The Yarra River in Melbourne, where Kate visits to get some quiet time.

Kate cites Australian design contemporaries Henry Wilson, Ross Gardam, Keith Melbourne, Adam Goodrum, Trent Jansen, Sarah Gibson and Nicholas Karlovasitis as some of her main inspirations, as well as international designers such as Ronan and Erwan Bouroullec, and Patricia Urquiola. In addition, mentors such as Ross Hines - owner of retailer Tongue and Groove - and Miles Hull and Howard Cearn at Little Creatures Brewing in Fremantle, where Kate worked as a Creative Development Manager, provided a lot of support on her journey toward running her own design company.

Ross Gardam's range of lighting. Ross Gardam from Melbourne, Australia focuses on hand crafted furniture and lighting.

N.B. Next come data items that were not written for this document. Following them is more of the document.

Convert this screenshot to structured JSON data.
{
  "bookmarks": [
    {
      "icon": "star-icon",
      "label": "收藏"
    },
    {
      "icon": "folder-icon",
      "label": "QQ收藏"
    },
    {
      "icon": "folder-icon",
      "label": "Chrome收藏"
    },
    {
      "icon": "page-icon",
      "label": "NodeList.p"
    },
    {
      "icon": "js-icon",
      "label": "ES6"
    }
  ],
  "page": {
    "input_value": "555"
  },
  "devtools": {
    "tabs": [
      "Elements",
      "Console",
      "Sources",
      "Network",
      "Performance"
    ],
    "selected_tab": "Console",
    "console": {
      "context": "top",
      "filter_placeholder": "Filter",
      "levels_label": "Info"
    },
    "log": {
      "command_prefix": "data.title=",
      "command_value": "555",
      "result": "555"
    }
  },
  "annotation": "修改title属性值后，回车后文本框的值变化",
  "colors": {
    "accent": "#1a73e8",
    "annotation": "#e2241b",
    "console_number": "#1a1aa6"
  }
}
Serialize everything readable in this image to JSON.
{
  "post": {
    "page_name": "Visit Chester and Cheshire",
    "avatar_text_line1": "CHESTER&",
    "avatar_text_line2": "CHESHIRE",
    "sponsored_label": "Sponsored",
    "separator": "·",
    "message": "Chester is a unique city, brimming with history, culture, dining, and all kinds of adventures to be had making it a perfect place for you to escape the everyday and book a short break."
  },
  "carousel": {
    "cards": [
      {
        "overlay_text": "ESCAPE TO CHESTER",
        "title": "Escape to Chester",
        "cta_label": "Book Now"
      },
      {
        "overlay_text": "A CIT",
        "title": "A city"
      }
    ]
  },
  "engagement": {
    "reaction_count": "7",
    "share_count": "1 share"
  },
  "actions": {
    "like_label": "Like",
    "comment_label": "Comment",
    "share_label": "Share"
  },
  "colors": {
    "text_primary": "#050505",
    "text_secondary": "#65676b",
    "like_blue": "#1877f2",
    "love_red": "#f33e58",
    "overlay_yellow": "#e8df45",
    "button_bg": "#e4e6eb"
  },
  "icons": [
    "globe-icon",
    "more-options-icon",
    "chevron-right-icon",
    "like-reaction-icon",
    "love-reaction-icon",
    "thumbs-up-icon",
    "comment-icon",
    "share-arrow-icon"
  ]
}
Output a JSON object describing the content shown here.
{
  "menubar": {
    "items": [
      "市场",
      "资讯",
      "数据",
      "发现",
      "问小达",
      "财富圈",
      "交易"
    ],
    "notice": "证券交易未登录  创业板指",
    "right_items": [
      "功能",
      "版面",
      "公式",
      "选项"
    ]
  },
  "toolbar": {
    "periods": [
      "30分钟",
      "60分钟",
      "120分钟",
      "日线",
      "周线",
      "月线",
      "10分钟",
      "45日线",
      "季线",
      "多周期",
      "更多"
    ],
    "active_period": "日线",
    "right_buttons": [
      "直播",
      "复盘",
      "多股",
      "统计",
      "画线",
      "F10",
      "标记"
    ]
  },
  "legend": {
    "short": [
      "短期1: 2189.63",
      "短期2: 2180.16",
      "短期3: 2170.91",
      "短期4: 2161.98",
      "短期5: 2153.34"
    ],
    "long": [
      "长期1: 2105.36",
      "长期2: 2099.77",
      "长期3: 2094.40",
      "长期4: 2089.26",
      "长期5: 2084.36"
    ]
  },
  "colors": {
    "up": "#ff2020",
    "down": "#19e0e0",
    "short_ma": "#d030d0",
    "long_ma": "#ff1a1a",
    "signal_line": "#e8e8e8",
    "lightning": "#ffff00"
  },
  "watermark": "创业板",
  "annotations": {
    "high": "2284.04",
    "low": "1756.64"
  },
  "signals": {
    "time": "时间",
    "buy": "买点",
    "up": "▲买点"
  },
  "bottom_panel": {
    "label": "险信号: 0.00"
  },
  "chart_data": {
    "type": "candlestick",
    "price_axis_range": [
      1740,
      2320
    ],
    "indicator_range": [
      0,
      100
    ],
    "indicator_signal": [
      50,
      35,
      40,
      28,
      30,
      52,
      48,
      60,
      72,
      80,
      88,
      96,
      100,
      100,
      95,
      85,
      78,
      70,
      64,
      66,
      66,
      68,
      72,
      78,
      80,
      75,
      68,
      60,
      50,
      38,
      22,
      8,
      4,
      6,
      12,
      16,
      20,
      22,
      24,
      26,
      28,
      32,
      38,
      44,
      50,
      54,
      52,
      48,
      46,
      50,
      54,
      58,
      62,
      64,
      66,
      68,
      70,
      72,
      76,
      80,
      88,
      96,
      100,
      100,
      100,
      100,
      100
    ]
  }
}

Sconce Lamps by Henry Wilson for Aesop


Kate's Design process

When designing new products, Kate endeavors not to be tied down by too many restrictions. For her, solid ideas often form from a pattern that emerges through sketches she’s made over an extended period of time - and she always has a sketchbook handy: “good old fashioned pen and paper is always where it starts for me,” she says. Free from the distractions of her studio, Kate prefers to sit down in a cafe with her sketchbook, and draw freely from scratch - a routine she practices regularly. She refers to this process as “slow design” - whilst she takes into account feasibility in terms of budget constraints and manufacturing possibilities, she feels that it’s important not to impose too many restrictions.

When she feels that she’s found an idea worth pursuing, the next step is narrowing it down to a brief: a “mood and tone” is specified, as well as a material and production technique, followed by a “function”. The design is then refined through model making and more sketching, followed by the removal of unnecessary elements. After researching potential manufacturers in Melbourne, the design is fleshed out using 3D modeling and technical drawing, which is communicated to the manufacturers in order to receive any feedback and get an idea of cost. Kate finds importance in the people and materials used in her products, “We work with local craftspeople and always use the best quality materials available to us” and “hope that our products bring a lot of joy to people and their environments for many years”. All that’s left after that is prototyping, and the refinement of details until they arrive at a finished product.


The idea for the Puku ottoman’s design first came to Kate in 2012, following a trip to Japan. Kate set out to create a product “an upholstered product with real character”, something that was “cute and playful” in both its design and functionality.